Environmental regulations are significant, as well, particularly the work on a new Waters of the United States rule. Immigration policy and agriculture are deeply intertwined with the issues of security, supply of agricultural workers and the role of immigrant labor in the livestock production and processing sectors.

Food policy will become increasingly critical as alternative proteins and lab-cultured meat products make their way toward the consumer market under a yet-to-be-developed USDA and FDA regulatory framework.

Nutrition policy also is worthy of attention, as the newly named members of the federal Dietary Guidelines Advisory Committee work toward new 2020-25 dietary guidelines that affect everything from recommendations for healthy eating to federal food program requirements.

The previous panel on 2015-20 guidelines generated political turmoil over the inclusion of environmental and sustainability language in draft nutrition guidelines before they were eventually excluded from the final version.

Whether it becomes part of the nutrition debate again, the issue of climate, sustainability and the role of food animal production already has reappeared in the policy arena and could be on the congressional agenda this year, as well as the presidential campaign trail leading up to 2020.

Livestock producers and organizations need to keep alert to policy issues and developments, whether they are provisions of the new farm bill or separate policy issues playing out in various arenas.

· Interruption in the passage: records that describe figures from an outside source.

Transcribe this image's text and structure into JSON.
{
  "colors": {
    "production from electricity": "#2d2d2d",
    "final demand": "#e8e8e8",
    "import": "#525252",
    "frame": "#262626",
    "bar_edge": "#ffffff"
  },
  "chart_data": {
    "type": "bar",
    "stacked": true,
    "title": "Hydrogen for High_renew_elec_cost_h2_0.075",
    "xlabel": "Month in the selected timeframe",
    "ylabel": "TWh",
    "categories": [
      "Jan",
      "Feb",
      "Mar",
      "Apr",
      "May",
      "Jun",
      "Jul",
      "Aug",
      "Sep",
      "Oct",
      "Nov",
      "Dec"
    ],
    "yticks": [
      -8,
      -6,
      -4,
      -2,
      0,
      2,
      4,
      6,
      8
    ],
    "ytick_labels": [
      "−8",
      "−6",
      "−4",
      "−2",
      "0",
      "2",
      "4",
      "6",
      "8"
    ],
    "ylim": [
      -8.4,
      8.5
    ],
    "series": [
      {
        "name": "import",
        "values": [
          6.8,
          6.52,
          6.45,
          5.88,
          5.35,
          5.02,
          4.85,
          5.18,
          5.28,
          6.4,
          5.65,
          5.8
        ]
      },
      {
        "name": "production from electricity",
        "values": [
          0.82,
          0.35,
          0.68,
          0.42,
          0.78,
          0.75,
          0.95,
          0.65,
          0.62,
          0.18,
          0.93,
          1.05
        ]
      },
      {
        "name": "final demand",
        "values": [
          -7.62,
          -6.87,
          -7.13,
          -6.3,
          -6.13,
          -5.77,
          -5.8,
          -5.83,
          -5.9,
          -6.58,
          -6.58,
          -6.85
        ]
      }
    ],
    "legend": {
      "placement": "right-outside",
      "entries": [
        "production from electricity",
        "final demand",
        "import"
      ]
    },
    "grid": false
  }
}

Even if livestock producers are sometimes stereotypically described as independent folks who are disengaged from the policy process and who like animals more than they like people, they will need to keep engaged given the breadth and significance of the issues in front of them.

Lubben is an Extension policy specialist at the University of Nebraska-Lincoln.

About the Author(s)

Bradley D. Lubben

Lubben is a Nebraska Extension associate professor, policy specialist, and director of the North Central Extension Risk Management Education Center in the Department of Ag Economics at the University of Nebraska-Lincoln. He has more than 25 years of experience in teaching, research and Extension, focusing on ag policy and economics. Lubben grew up on a grain and livestock farm near Burr, Neb., and holds degrees from UNL and Kansas State University.